Não obstante, Péricles soube, quase sempre, conduzir, «pela persuasão e com sentido pedagógico, o povo que o seguia de bom agrado» (Péricles 15.1). E mesmo quando via o descontentamento do povo, «retesava-lhe os freios e obrigava-o a agir de acordo com o que era do interesse público», acrescenta Plutarco, seu biógrafo. Com efeito, uma das causas do sucesso que granjeou entre os seus concidadãos foi a força do seu discurso, a sua arte de bem falar: «Mostrou que a eloquência é, como diz Platão (Fédon 271c-d), a arte de conduzir o espírito e que o seu principal papel é dar acesso aos sentimentos e às paixões, que são as cordas e sons da alma e que pedem um dedilhar hábil e harmonioso» (Péricles 15.2).
E logo acrescenta o historiador grego que, como já dizia Tucídides, a sua fama de estadista provinha sobretudo da «reputação da sua vida e do crédito de que gozava, como alguém manifestamente incorruptível e inacessível a subornos».

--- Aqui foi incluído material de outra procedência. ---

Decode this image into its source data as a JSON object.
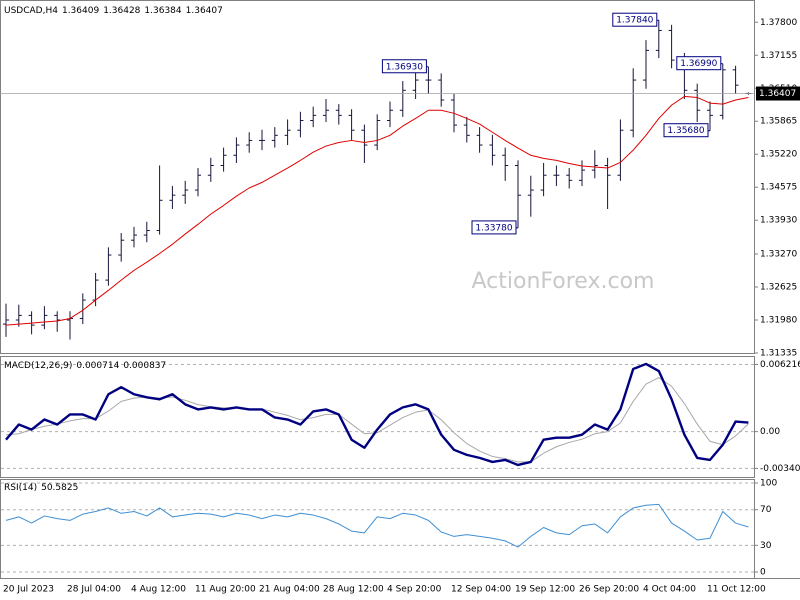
{
  "chart_data": [
    {
      "type": "ohlc",
      "title": "USDCAD,H4",
      "watermark": "ActionForex.com",
      "color": "#14143c",
      "grid": false,
      "categories": [
        "20 Jul 2023",
        null,
        null,
        null,
        null,
        "28 Jul 04:00",
        null,
        null,
        null,
        null,
        "4 Aug 12:00",
        null,
        null,
        null,
        null,
        "11 Aug 20:00",
        null,
        null,
        null,
        null,
        "21 Aug 04:00",
        null,
        null,
        null,
        null,
        "28 Aug 12:00",
        null,
        null,
        null,
        null,
        "4 Sep 20:00",
        null,
        null,
        null,
        null,
        "12 Sep 04:00",
        null,
        null,
        null,
        null,
        "19 Sep 12:00",
        null,
        null,
        null,
        null,
        "26 Sep 20:00",
        null,
        null,
        null,
        null,
        "4 Oct 04:00",
        null,
        null,
        null,
        null,
        "11 Oct 12:00",
        null,
        null,
        null
      ],
      "open": [
        1.319,
        1.3198,
        1.3207,
        1.3188,
        1.3207,
        1.3198,
        1.3201,
        1.3237,
        1.3276,
        1.3325,
        1.3354,
        1.3364,
        1.3373,
        1.3432,
        1.3442,
        1.3452,
        1.3481,
        1.35,
        1.352,
        1.354,
        1.3549,
        1.3549,
        1.3559,
        1.3569,
        1.3588,
        1.3598,
        1.3608,
        1.3598,
        1.3569,
        1.354,
        1.3588,
        1.3608,
        1.3647,
        1.3667,
        1.3667,
        1.3628,
        1.3579,
        1.3559,
        1.354,
        1.352,
        1.35,
        1.3442,
        1.3452,
        1.3481,
        1.3481,
        1.3471,
        1.3491,
        1.35,
        1.3481,
        1.3569,
        1.3667,
        1.3725,
        1.3764,
        1.3706,
        1.3647,
        1.3608,
        1.3598,
        1.3687,
        1.36409
      ],
      "high": [
        1.323,
        1.3228,
        1.3215,
        1.3225,
        1.3215,
        1.3215,
        1.325,
        1.329,
        1.334,
        1.3368,
        1.338,
        1.339,
        1.35,
        1.346,
        1.347,
        1.3495,
        1.3515,
        1.3535,
        1.3555,
        1.3565,
        1.357,
        1.3575,
        1.359,
        1.3605,
        1.3615,
        1.363,
        1.362,
        1.361,
        1.358,
        1.36,
        1.3625,
        1.3665,
        1.3685,
        1.3693,
        1.368,
        1.364,
        1.3595,
        1.3575,
        1.356,
        1.3535,
        1.351,
        1.348,
        1.3505,
        1.35,
        1.3495,
        1.351,
        1.353,
        1.3515,
        1.359,
        1.369,
        1.3745,
        1.3784,
        1.3775,
        1.372,
        1.366,
        1.3625,
        1.3699,
        1.3695,
        1.36428
      ],
      "low": [
        1.3165,
        1.3185,
        1.317,
        1.318,
        1.3175,
        1.316,
        1.319,
        1.3225,
        1.3265,
        1.3312,
        1.334,
        1.335,
        1.3365,
        1.3415,
        1.3425,
        1.344,
        1.3468,
        1.3488,
        1.3505,
        1.3525,
        1.353,
        1.3535,
        1.354,
        1.3555,
        1.3575,
        1.3585,
        1.358,
        1.355,
        1.3505,
        1.353,
        1.3575,
        1.3595,
        1.363,
        1.364,
        1.3615,
        1.3565,
        1.3545,
        1.3525,
        1.35,
        1.347,
        1.3378,
        1.34,
        1.344,
        1.346,
        1.3455,
        1.346,
        1.3475,
        1.3415,
        1.347,
        1.3555,
        1.365,
        1.371,
        1.369,
        1.363,
        1.3585,
        1.3568,
        1.359,
        1.364,
        1.36384
      ],
      "close": [
        1.3198,
        1.3207,
        1.3188,
        1.3207,
        1.3198,
        1.3201,
        1.3237,
        1.3276,
        1.3325,
        1.3354,
        1.3364,
        1.3373,
        1.3432,
        1.3442,
        1.3452,
        1.3481,
        1.35,
        1.352,
        1.354,
        1.3549,
        1.3549,
        1.3559,
        1.3569,
        1.3588,
        1.3598,
        1.3608,
        1.3598,
        1.3569,
        1.354,
        1.3588,
        1.3608,
        1.3647,
        1.3667,
        1.3667,
        1.3628,
        1.3579,
        1.3559,
        1.354,
        1.352,
        1.35,
        1.3442,
        1.3452,
        1.3481,
        1.3481,
        1.3471,
        1.3491,
        1.35,
        1.3481,
        1.3569,
        1.3667,
        1.3725,
        1.3764,
        1.3706,
        1.3647,
        1.3608,
        1.3598,
        1.3687,
        1.3657,
        1.36407
      ],
      "ma": {
        "color": "#e00000",
        "values": [
          1.3188,
          1.319,
          1.3192,
          1.3194,
          1.3196,
          1.3201,
          1.3217,
          1.3237,
          1.3256,
          1.3276,
          1.3295,
          1.3311,
          1.3328,
          1.3346,
          1.3366,
          1.3385,
          1.3405,
          1.3422,
          1.344,
          1.3456,
          1.3467,
          1.3481,
          1.3495,
          1.351,
          1.3526,
          1.3538,
          1.3545,
          1.3549,
          1.3545,
          1.3549,
          1.3559,
          1.3577,
          1.3592,
          1.3608,
          1.3608,
          1.3602,
          1.3592,
          1.3581,
          1.3565,
          1.3549,
          1.3534,
          1.352,
          1.3514,
          1.351,
          1.3504,
          1.3499,
          1.3497,
          1.3495,
          1.3506,
          1.353,
          1.3559,
          1.3592,
          1.3618,
          1.3635,
          1.3633,
          1.3622,
          1.362,
          1.3628,
          1.3633
        ]
      },
      "annotations": [
        {
          "value": 1.3693,
          "label": "1.36930"
        },
        {
          "value": 1.3378,
          "label": "1.33780"
        },
        {
          "value": 1.3784,
          "label": "1.37840"
        },
        {
          "value": 1.3568,
          "label": "1.35680"
        },
        {
          "value": 1.3699,
          "label": "1.36990"
        }
      ],
      "ylim": [
        1.31335,
        1.38235
      ],
      "yticks": [
        {
          "value": 1.378,
          "label": "1.37800"
        },
        1.37155,
        {
          "value": 1.3651,
          "label": "1.36510"
        },
        1.35865,
        {
          "value": 1.3522,
          "label": "1.35220"
        },
        1.34575,
        {
          "value": 1.3393,
          "label": "1.33930"
        },
        {
          "value": 1.3327,
          "label": "1.33270"
        },
        1.32625,
        {
          "value": 1.3198,
          "label": "1.31980"
        },
        1.31335
      ]
    },
    {
      "type": "macd",
      "title": "MACD(12,26,9)",
      "grid": true,
      "series": [
        {
          "color": "#000080",
          "values": [
            -0.000748,
            0.000655,
            0.000187,
            0.001122,
            0.000655,
            0.00159,
            0.00159,
            0.001122,
            0.00346,
            0.004114,
            0.00346,
            0.003179,
            0.002992,
            0.00346,
            0.002525,
            0.002057,
            0.002244,
            0.002057,
            0.002244,
            0.002057,
            0.002057,
            0.001309,
            0.001122,
            0.000655,
            0.00187,
            0.002057,
            0.00159,
            -0.000748,
            -0.001496,
            0.000187,
            0.00159,
            0.002244,
            0.002525,
            0.002057,
            -0.000281,
            -0.001683,
            -0.002151,
            -0.002431,
            -0.002805,
            -0.002618,
            -0.003086,
            -0.002805,
            -0.000748,
            -0.000561,
            -0.000561,
            -0.000281,
            0.000655,
            0.000187,
            0.002057,
            0.005797,
            0.006265,
            0.00561,
            0.002992,
            -0.000281,
            -0.002431,
            -0.002618,
            -0.001216,
            0.000935,
            0.000837
          ]
        },
        {
          "color": "#a8a8a8",
          "values": [
            -0.0003,
            -0.0002,
            0.0002,
            0.0005,
            0.0007,
            0.001,
            0.0012,
            0.0012,
            0.0019,
            0.0028,
            0.0031,
            0.0032,
            0.0031,
            0.0032,
            0.0029,
            0.0025,
            0.0023,
            0.0022,
            0.0022,
            0.0021,
            0.0021,
            0.0018,
            0.0015,
            0.0011,
            0.0013,
            0.0016,
            0.0016,
            0.0007,
            -0.0002,
            -0.0001,
            0.0006,
            0.0013,
            0.0018,
            0.002,
            0.0011,
            -0.0001,
            -0.0011,
            -0.0018,
            -0.0023,
            -0.0025,
            -0.0028,
            -0.0028,
            -0.002,
            -0.0014,
            -0.001,
            -0.0007,
            -0.0002,
            0,
            0.0008,
            0.0028,
            0.0044,
            0.005,
            0.0042,
            0.0026,
            0.0007,
            -0.0009,
            -0.0012,
            -0.0004,
            0.000714
          ]
        }
      ],
      "ylim": [
        -0.0042,
        0.007
      ],
      "yticks": [
        0.006216,
        {
          "value": 0,
          "label": "0.00"
        },
        -0.003407
      ]
    },
    {
      "type": "line",
      "title": "RSI(14)",
      "color": "#3f8fd4",
      "grid": true,
      "values": [
        58,
        62,
        55,
        63,
        60,
        58,
        65,
        68,
        72,
        66,
        68,
        63,
        72,
        62,
        64,
        66,
        65,
        62,
        66,
        64,
        60,
        64,
        62,
        66,
        64,
        60,
        54,
        46,
        44,
        62,
        60,
        66,
        64,
        58,
        45,
        40,
        42,
        40,
        38,
        35,
        28,
        40,
        50,
        44,
        42,
        52,
        54,
        44,
        62,
        72,
        75,
        76,
        55,
        46,
        36,
        38,
        68,
        55,
        50.5825
      ],
      "ylim": [
        -6.7,
        104.5
      ],
      "yticks": [
        100,
        70,
        30,
        0
      ]
    }
  ]
}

Pois bem. Com toda a certeza que muito ajudava o exímio orador a simplicidade exemplar que marcava a sua vida quotidianos; e com isso, sem dúvida, mais convincentes se tornavam as suas palavras aos ouvidos de quem o escutava. Conta Plutarco (Péricles 7.5) que Péricles «era visto, na cidade, a caminhar numa única rua, a que conduz à ágora e ao conselho; renunciou aos convites para banquetes e a todas as outras relações familiares e sociais, de modo que, durante todo o longo período de tempo em que esteve no poder, nunca foi jantar a casa de um amigo, excepto quando o seu primo Euriptólemo deu uma festa de casamento; mesmo aí ficou até às libações e saiu em seguida.
6. É que as festas são terríveis para manter a dignidade e é difícil conservar na convivência a seriedade que leva à boa reputação. Porém, a verdadeira virtude tanto mais bela é quanto mais evidente se torna, e, assim, nada nos homens superiores pode causar tanta admiração nos de fora quanto o seu dia-a-dia nos que com eles convivem».
Mas também os comerciantes da cidade elogiavam o hábil governo de Péricles. Com o advento do regime dos Trinta Tiranos imposto a Atenas por Esparta, em 404 a. C., as condições sociais alteraram-se de tal forma que a família de Lísias, residente na cidade, faz esta evocação da sua vida sob a democracia (Contra Erastótenes 4): «Meu pai, instado por Péricles, veio estabelecer-se nesta terra, em que habitou durante trinta anos. Nunca citámos, nem ele nem nós, ninguém em justiça e também não fomos acusados. Enquanto durou o regime democrático, vivemos de modo a não causar dano a outros nem a deles sofrer injustiça».
A esta luz se compreende o testemunho de Plutarco a enaltecer a obra de Péricles: «Assim, fez da cidade que recebeu forte, a mais forte e a mais rica, e ele próprio, no que respeita ao poder, ultrapassou muitos reis e tiranos. Várias de entre essas personalidades o designaram até como tutor dos seus filhos. Mas não acrescentou uma única dracma ao património que o pai lhe deixara» (Péricles 15.2).